Qu'elle soit renversante !
Qu'elle vous amène par exemple en Afrique (pour les uns) ou en Europe (pour les autres).
Nous vous y attendons, d'un côté puis de l'autre.

A vous revoir,

Théo, Lucien et Daphné
Zoë et Quentin



Les dômes
























Puis, après le départ du chamelier, il avait fait bouillir l’eau de la théière, avec ces gestes toujours semblables de rassembler les braises, rincer les petits verres, jeter les feuilles et le sucre dans l’eau frémissante, pour quelques goulées écœurantes et amères qui brûlaient et brièvement secouaient le corps, aussitôt bues, aussitôt oubliées, comme si l’essentiel ne résidait que dans l’appareil des gestes et le temps qu’ils développaient ainsi sans langueur ni hâte. On entendait dans le bas du village les coups sourds des pilons tandis que rencogné dans la pénombre de la case Moussa s’était affairé à préparer des portions de tabac à chiquer et des cristaux de natron pour les offrir le lendemain à nos hôtes de la montagne. Et le lendemain, ce jour pur, nous pénétrerions dans l’immense territoire du vent, des vallées autrefois verdoyantes, ces rivières taries, ces marais désormais secs, ces mers à jamais arides, comme on marche dans le temps d’avant les hommes, le pays ossifié, sous la coupe aveuglante du soleil, derrière le pas lent, souverain, des deux dromadaires. Et j’entendais chanter mon guide à mesure que se rapprochait la barre montagneuse qui frangeait l’horizon, j’entendais sa psalmodie amère, comme s’il était enfin rendu à son paysage, porté par ce vent chaud qu’il appelait hadou. Sable, galets, ossements blancs, îlots de roches, rondes sous l’horizon tremblant, parfois des huttes de branchage, hantées par quelques silhouette de femme, toujours voilée, toujours fuyante, parfois quelque enfant berger nous avisant de loin, une longue perche à la main, au milieu de son troupeau clairsemé de chevrettes.

...



























...

Et avant d’aborder la montagne Moussa m’avait mené jusqu’à un champ de tombes, petits oratoires rectangulaires, jonchées de pierres alignées en direction de l’est, certaines taillées en pointe vers le ciel. Ces morts sont très anciens, m’avait-il dit en frottant avec sa paume la plus haute des pierres, il régnait sur l’endroit un silence qui nouait la gorge car le vent s’était tu, barré par la montagne. Au soir, nous avions dîné d’une galette de mil, cuite dans le sable sous la braise et émiettée à gros doigts dans une vasque de fer émaillée. A la faveur de ce partage il s’était enfin mis à me parler, me questionner plutôt, […].

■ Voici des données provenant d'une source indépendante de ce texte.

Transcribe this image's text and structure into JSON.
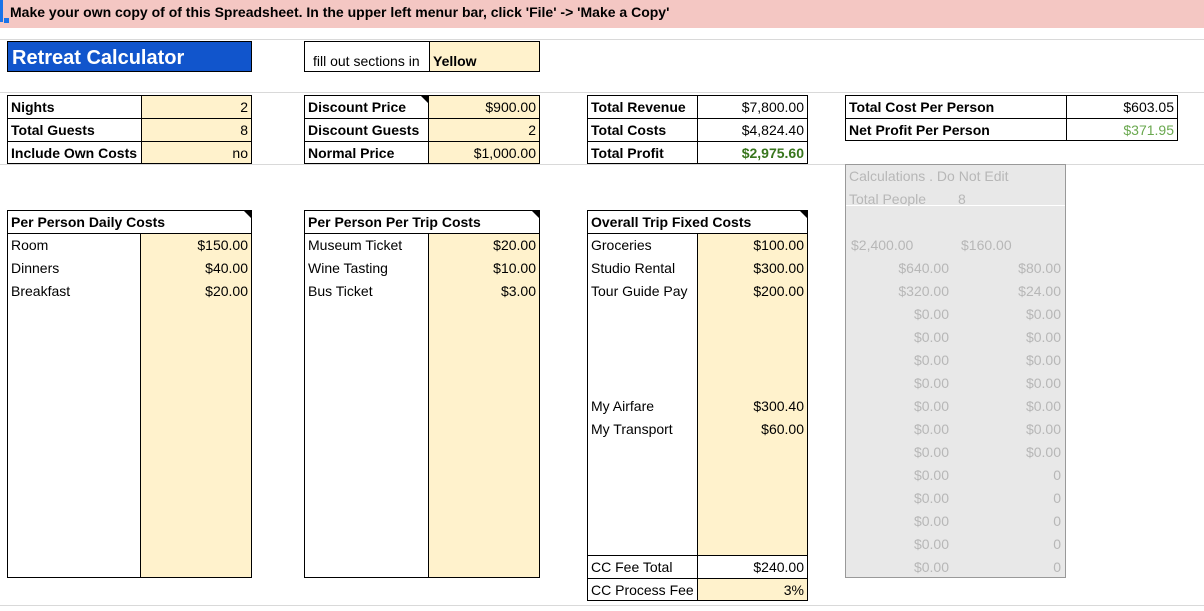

François Emmanuel, Le Vent dans la maison, Stock, 2004.

4 décembre 2007

L'enfance nue

















C’est à cette période que je demandai à Misra si elle rappelait quelque chose de sa propre enfance. Elle me répondit que tout ce dont elle se souvenait, c’était qu’elle n’avait jamais le droit de faire ce qu’elle voulait et qu’elle avait hâte d’être assez grande pour être elle-même. Je demandai : « Tu veux dire qu’étant enfant tu n’étais pas toi-même ? »
Elle répondit : « On peut dire que l’enfance est la condition où l’on est quelqu’un d’autre avec les adultes, et soi-même quand on est seul ou avec d’autres enfants ; il est difficile de s’habituer à l’une et l’autre condition. Ce que je veux dire, c’est qu’il est difficile de s’habituer à cette idée : ils te donnent des habits achetés spécialement pour toi, mais c’est à eux qu’appartient le choix du moment et du lieu où tu as le droit de les porter, ou de ne pas les porter du tout, et pas à toi. »
Je me souviens, j’avais alors six ans. Et je me souviens d’avoir pensé à la « nudité ». A cette époque, quand je voyais quelqu’un nu, cela m’évoquait deux choses : le lit ou le bain. Un jour, je vis Misra et Aw-Adan nus. Ils étaient certes près d’un lit, mais ils n’étaient pas dedans, pas plus qu’ils n’étaient au bain ; je m’interrogeai : les adultes avaient aussi le droit de choisir de rester nus ? Un enfant, cela j’en étais sûr, avait la permission de se promener dans la maison et même dans la rue sans un seul vêtement. Il faut dire que cela dépendait aussi beaucoup de « qui » était cet enfant. Si vous étiez le fils de cette sorte de gens qui ne peuvent même pas se payer de vêtements pour eux-mêmes, et encore moins pour leurs enfants – alors, ça pouvait s’expliquer, et on était même compréhensif, non ? En pensant à tout cela, et à d’autres hypothèses plus ou moins voisines, je formulai une question dans ma tête, une question qui par un trajet détourné se rapportait à la « nudité » et qui, en ce qui me concerne, avait beaucoup à voir avec le fait que j’avais vu Aw-Adan, le prêtre, et Misra, tout nus, pas vraiment au lit, mais à côté. Je demandai à Misra quels étaient leurs liens.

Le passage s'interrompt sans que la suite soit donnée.